Have you ever contemplated your own demise?
Imagine that three years from now your career will be in tatters. You will have no job and your prospects of future employment will seem bleak. Your carefully manicured career path simply won’t materialise.
Now ask yourself: what are the most likely reasons for things going wrong?
And now ask yourself: what could you start doing today to prevent those reasons from happening?
Whether it’s a career plan or an organizational strategy, we tend to feel far more comfortable developing positive, purpose- or mission-driven strategy. It’s what some people call ‘backcasting’: setting a vision and then working back from it to identify the steps you’ll need to take in order to achieve it. It’s our go-to approach to strategy development because it helps us to break down long-term growth planning into practical, incremental activity. During implementation, progress can be measured against plan and corrective action taken. Backcasting is positive. It’s practical. It’s logical. But in the real world, it’s far from a guarantee of success.
Failure is commonplace. Which is why in 2007 research psychologist Gary Klein pioneered the idea of a pre-mortem: imagining that a project has failed and using the thought experiment to identify flaws in your plans. Pre-mortems function the opposite way to backcasting; rather than thinking positively about how to achieve a desired outcome, teams are tasked with identifying potential sources of failure and finding ways to mitigate those sources to make the strategy more resilient. In many respects, pre-mortems are the perfect complement to vision-led strategy planning.

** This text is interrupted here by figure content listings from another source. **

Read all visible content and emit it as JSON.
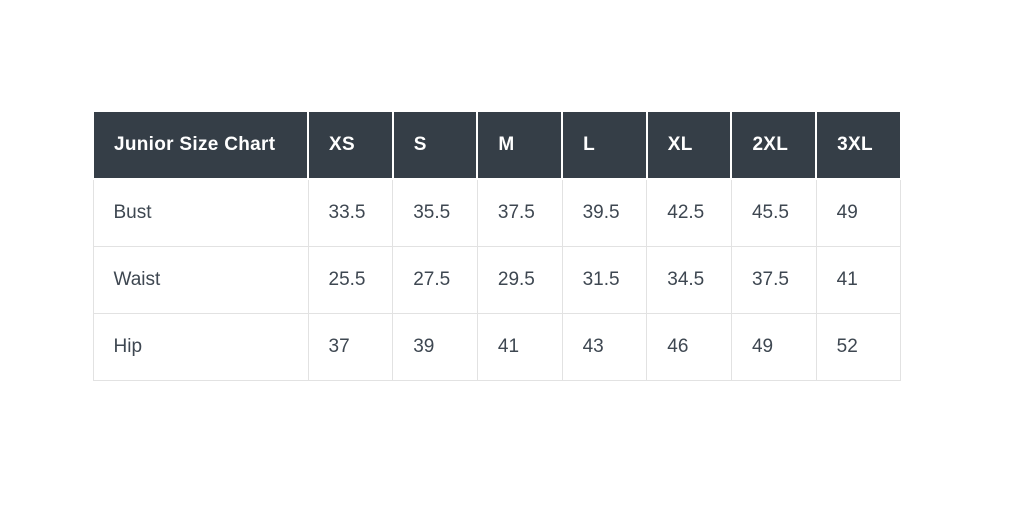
{
  "colors": {
    "header_bg": "#353E47",
    "header_text": "#FFFFFF",
    "body_text": "#3E4751",
    "grid_line": "#E2E2E2",
    "header_divider": "#FFFFFF",
    "page_bg": "#FFFFFF"
  },
  "chart_data": {
    "type": "table",
    "title": "Junior Size Chart",
    "columns": [
      "Junior Size Chart",
      "XS",
      "S",
      "M",
      "L",
      "XL",
      "2XL",
      "3XL"
    ],
    "rows": [
      {
        "label": "Bust",
        "values": [
          "33.5",
          "35.5",
          "37.5",
          "39.5",
          "42.5",
          "45.5",
          "49"
        ]
      },
      {
        "label": "Waist",
        "values": [
          "25.5",
          "27.5",
          "29.5",
          "31.5",
          "34.5",
          "37.5",
          "41"
        ]
      },
      {
        "label": "Hip",
        "values": [
          "37",
          "39",
          "41",
          "43",
          "46",
          "49",
          "52"
        ]
      }
    ]
  }
}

There’s also a cultural upside to embedding pre-mortems into your (or your team’s) approach to planning: a 2017 study by researchers at Harvard and the University of North Carolina found that people tend to avoid precisely the type of feedback that pre-mortems are designed to elicit. One of the biggest issues with vision-led strategy development is that it encourages us to seek out confirmatory feedback; the moment we establish and communicate a plan, we create a strong incentive to search for evidence that it’s a good plan and that it’s working. Conversely, we tend to avoid disconfirmatory feedback because it fails to confirm our own view of how good a job we’re doing. Pe-mortems have a cultural benefit because they create a safe space for disconfirmatory feedback.
Like many things in life, strategy is rarely perfect the first time round. And even the most carefully conceived plans can go awry. As Mike Tyson famously observed, ‘Everybody has a plan until they get punched in the mouth.’ Whether your plans are personal or organizational, they must eventually confront reality – and reality always wins. Contemplating the worst that could happen to your plans won’t turn you into one of life’s great cynics or pessimists. It will demonstrate to the people you work with that you’re realistic about your human fallibility, that you’re open-minded about outcomes and that you value alternative points of view – particularly when they differ from your own. Introducing pre-mortem thinking won’t just make your strategies and plans more resilient: it will make you more resilient, too.